Rockmusiker Werner Dannemann schließt sich da mit Leidenschaft an. Auch er ist schon 15 Jahre Gegner des Projekts, das ihn mit der Neubautrasse in Kirchheim auch tangiert. „Ich hab da immer voll dagegen gehalten“, sagt er, „die Bahn hat unsere kritischen Fragen übergangen.“ Dannemann hat schon mehrfach gegen Suttgart 21 gerockt – jetzt erstmals in Göppingen.

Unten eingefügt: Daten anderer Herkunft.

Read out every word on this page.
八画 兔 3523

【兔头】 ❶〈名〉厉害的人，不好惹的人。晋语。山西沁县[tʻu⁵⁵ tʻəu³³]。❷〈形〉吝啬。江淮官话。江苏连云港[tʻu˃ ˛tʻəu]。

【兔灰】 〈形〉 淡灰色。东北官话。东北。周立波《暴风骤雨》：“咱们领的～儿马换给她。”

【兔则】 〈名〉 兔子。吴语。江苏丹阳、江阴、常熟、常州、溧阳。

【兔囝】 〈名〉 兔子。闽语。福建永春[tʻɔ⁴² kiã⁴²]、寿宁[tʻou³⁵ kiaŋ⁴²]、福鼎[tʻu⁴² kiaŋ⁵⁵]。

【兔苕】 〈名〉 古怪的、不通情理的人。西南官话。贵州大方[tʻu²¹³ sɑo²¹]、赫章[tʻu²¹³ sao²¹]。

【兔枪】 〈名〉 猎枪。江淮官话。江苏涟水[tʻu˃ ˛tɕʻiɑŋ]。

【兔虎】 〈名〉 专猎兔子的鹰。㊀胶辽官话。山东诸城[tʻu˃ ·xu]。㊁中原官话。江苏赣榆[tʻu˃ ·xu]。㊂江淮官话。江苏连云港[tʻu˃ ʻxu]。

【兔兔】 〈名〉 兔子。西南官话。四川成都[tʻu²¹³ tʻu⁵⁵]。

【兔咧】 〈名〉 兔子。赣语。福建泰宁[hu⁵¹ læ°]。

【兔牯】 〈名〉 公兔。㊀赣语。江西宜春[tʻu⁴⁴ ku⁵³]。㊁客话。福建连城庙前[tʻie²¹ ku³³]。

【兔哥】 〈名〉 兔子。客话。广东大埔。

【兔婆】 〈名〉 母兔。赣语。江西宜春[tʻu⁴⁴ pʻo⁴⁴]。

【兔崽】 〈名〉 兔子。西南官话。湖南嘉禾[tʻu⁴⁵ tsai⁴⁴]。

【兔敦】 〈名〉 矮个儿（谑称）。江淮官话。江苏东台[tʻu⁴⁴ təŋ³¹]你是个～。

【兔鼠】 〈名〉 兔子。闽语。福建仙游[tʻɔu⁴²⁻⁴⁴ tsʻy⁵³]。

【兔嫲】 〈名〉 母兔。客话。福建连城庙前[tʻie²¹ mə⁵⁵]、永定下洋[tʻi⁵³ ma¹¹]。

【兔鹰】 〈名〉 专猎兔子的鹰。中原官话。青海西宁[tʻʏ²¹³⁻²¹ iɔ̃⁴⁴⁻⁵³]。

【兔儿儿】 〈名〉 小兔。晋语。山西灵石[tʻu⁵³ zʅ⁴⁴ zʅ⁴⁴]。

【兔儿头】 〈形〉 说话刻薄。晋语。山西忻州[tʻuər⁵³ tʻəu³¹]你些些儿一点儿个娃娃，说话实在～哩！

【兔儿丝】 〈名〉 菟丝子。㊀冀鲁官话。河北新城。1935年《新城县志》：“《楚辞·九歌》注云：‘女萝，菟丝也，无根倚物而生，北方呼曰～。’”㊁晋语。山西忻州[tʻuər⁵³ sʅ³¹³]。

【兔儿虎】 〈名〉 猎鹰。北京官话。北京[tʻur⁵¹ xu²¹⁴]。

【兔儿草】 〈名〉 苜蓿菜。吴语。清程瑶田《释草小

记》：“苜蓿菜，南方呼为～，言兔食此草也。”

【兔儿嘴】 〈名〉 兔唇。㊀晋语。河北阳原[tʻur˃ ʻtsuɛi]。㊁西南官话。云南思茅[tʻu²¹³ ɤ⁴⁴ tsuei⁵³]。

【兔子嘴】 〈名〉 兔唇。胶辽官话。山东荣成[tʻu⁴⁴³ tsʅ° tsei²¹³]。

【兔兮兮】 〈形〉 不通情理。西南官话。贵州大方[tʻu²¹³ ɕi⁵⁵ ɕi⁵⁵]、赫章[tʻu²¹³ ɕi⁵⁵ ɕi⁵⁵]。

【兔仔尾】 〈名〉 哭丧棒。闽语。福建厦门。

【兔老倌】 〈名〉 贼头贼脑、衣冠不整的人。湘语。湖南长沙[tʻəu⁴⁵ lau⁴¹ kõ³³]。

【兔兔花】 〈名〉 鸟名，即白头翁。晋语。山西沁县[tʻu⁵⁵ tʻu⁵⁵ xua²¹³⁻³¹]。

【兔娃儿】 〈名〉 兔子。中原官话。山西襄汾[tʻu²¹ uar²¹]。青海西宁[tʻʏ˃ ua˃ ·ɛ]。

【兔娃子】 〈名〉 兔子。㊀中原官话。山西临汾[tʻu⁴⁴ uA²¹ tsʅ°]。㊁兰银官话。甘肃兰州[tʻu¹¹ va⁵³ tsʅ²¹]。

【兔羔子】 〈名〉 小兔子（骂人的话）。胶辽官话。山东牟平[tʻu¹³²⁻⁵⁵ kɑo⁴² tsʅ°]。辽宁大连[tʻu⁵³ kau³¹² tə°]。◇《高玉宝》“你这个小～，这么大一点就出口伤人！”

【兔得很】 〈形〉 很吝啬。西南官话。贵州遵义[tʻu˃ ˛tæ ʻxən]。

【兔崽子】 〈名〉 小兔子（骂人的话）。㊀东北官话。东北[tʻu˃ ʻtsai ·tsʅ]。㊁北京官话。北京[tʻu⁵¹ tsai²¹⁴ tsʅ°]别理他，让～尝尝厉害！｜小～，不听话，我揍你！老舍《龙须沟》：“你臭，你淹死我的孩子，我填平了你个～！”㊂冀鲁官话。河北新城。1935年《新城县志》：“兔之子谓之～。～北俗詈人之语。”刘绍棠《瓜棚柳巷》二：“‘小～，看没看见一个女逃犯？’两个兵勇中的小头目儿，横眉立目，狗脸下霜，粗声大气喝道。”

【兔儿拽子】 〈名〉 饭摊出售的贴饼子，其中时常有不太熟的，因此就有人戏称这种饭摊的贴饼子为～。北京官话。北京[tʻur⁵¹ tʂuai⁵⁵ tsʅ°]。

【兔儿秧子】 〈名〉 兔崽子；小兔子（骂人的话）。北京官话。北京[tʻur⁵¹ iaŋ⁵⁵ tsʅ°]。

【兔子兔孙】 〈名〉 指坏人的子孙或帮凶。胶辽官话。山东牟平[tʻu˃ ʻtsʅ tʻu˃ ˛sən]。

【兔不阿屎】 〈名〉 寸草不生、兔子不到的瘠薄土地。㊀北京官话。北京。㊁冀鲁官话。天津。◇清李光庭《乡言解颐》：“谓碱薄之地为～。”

Aktivist und Chronist: Raimund Wimmer zurück bei der Apo

Raimund Wimmer ist nicht nur Aktivist gegen Stuttgart 21, sondern auch Chronist. Als Bildjournalist dokumentiert er die Auseinandersetzungen in Stuttgart: Mit Foto, Filmkamera und Hochbildstativ ist er bei jeder Demo dabei. Auch am „Schwarzen Donnerstag“. Da hat das ZDF sogar einen Filmschnipsel von ihm gezeigt, der eine Wasserwerfer-Szene festhielt.

Der Göppinger war auch Zeitzeuge der Schlichtung, als einer der akkreditierten Journalisten im Saal. „Da konnte man sehen, wenn Unruhe bei der Bahnseite aufkam. Was die Fernsehkameras nicht zeigten“, erzählt er.

Wimmer saß schon für die Grünen im Kreistag, hat dann aber sein Parteibuch aus Protest gegen den Nato-Einsatz im Kosovo zurückgegeben. Jetzt ist er wieder ein reiner Apo-Aktivist, ein Mann der außerparlamentarischen Opposition auf der Straße, und fühlt sich in dieser Rolle wohl.